Douthat and generalizing the OHIE


H/T The Incidental Economist

If you have the opportunity this Sunday (a rainy, cool one in my neighborhood) to read Ross Douthat’s column on the most recent Oregon Heath Insurance Experiment (OHIE), the subject of which I covered in my last post, please do so because it illustrates a few very important points that many Very Serious People are missing.

First, though, here’s Douthat (emphasis mine):

Needless to say, experts have been arguing about what the RAND results mean ever since. But the basic finding — that more expensive health insurance doesn’t necessarily lead to better health — just received a major boost. The state of Oregon expanded its Medicaid program via lottery a few years ago, and researchers released the latest data on how health outcomes for the new Medicaid users differed from those for the uninsured. The answer: They didn’t differ much. Being on Medicaid helped people avoid huge medical bills, and it reduced depression rates. But the program’s insurance guarantee seemed to have little or no impact on common medical conditions like hypertension and diabetes.


This is true. But it’s also true that the health care law was sold, in part, with the promise (made by judicious wonks as well as overreaching politicians) that it would save tens of thousands of American lives each year. There was so much moral fervor on the issue, so much crusading liberal zeal, precisely because this was not supposed to be just a big redistribution program: it was supposed to be a matter of life and death.

And his preferred alternative:

There are a variety of ways this could be accomplished — a bigger child tax credit for struggling families, a payroll tax cut to boost workers, an expanded earned-income tax credit to raise wages at the bottom, health savings accounts that roll over money left unspent. In each case, the goal would be to help people rise by giving them more money and more options for what to do with it, rather than just expanding 1960s-vintage programs that pay medical bills and only medical bills.

The second point is especially irritating because Douthat should know better. If ten people out of every 10,000 — which should satisfy any ‘believability’ factor — who receive Medicaid coverage stay alive as a result then at the estimated 21.3 million who would enroll after 2014 (assuming, theoretically, all states accepted expansion) that would account for 21,300 saved lives. Ten is just arbitrary number, of course, and could be much higher but it highlights how easily it would be to rebut such a silly criticism.

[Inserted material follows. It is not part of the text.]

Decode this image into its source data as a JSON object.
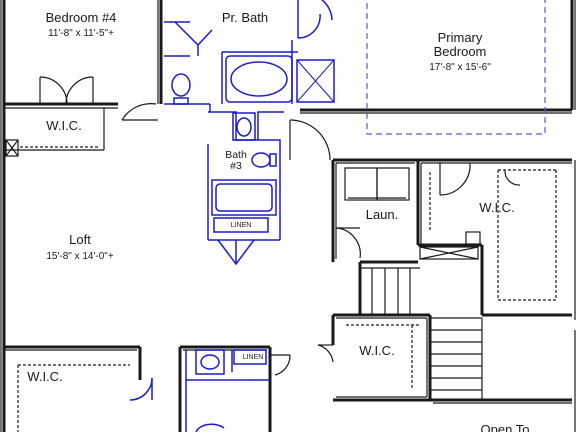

As to the first and third points, as I wrote earlier, this was a study covering fewer than 13 thousand people in one city in America for two years. That this is a randomized controlled experiment means we can start discussing causality, but there are actually serious reasons to doubt the causal applicability of these “common medical conditions” studied. Which is to say, the study may have been underpowered to determine statistical significance for these conditions. In other areas there was substantial differences in mental health; positively for those with Medicaid coverage. Now a drastic reduction in depression is a very important health outcome, a fact of which seems (while meriting some mention) to be dropped to the wayside on the journey to declaring the program as it exists now, all things considered, a waste of the public’s time and resources.

For obvious reasons I find that line of thinking distasteful, and I don’t write that to assert that Douthat considers Medicaid an absolute waste of time, per se, but he obviously believes it could be done better in way that satisfies his ideological priors. Well, so do I. The difference, and this is important, is that my priors are being currently being satisfied compared to the conservative alternative — one founded not in his or a handful of right-leaning wonk’s preferred alternatives but the elected Republican vision of moving the poor’s healthcare concerns off the federal agenda and chipping in drastically less to states to cover fewer people. That is the reality we’re dealing with right now. Douthat recognizes this, nominally, but that hasn’t stopped him (or indeed, most others on the right) from taking this one study and making broad and sweeping generalizations about a program that covers 62 million Americans. Or from deciding that expanding access to another 21.3 million people ‘just isn’t worth it.’

Just to recap here:

  • It’s well-within reason to believe that expanding access to Medicaid coverage would, in fact, save “tens of thousands of American lives.”
  • The OHIE does not, however many caveats you include, prove that having Medicaid means your health outcomes will be indistinguishable from the low-income uninsured.
  • The choice isn’t between Medicaid as it exists now and the utopian ideals of a handful of people, but between current Medicaid and blocking the expansion while writing more columns about the ideal.

I’m not sure which one of those deligitimizes the reactionary bomb-throwing on the right from the OHIE most, and it probably doesn’t matter, but I’d put my choice on the middle bullet-point. Without such an (even then, misinterpreted) ‘proven’ leg to stand on there isn’t much for pundits and partisan analysts to prognosticate. In the end it doesn’t really matter. This study hasn’t, and won’t, change anyone’s mind on any fundamental questions despite Douthat’s insistence in the NYT that no, really, it should. Further, that while conservatives just need a few photogenic champions, it’s actually liberals that must now rethink their entire ideological [strawman] approach to healthcare .

No thank you, Ross. I’d rather keep calm and collect more data.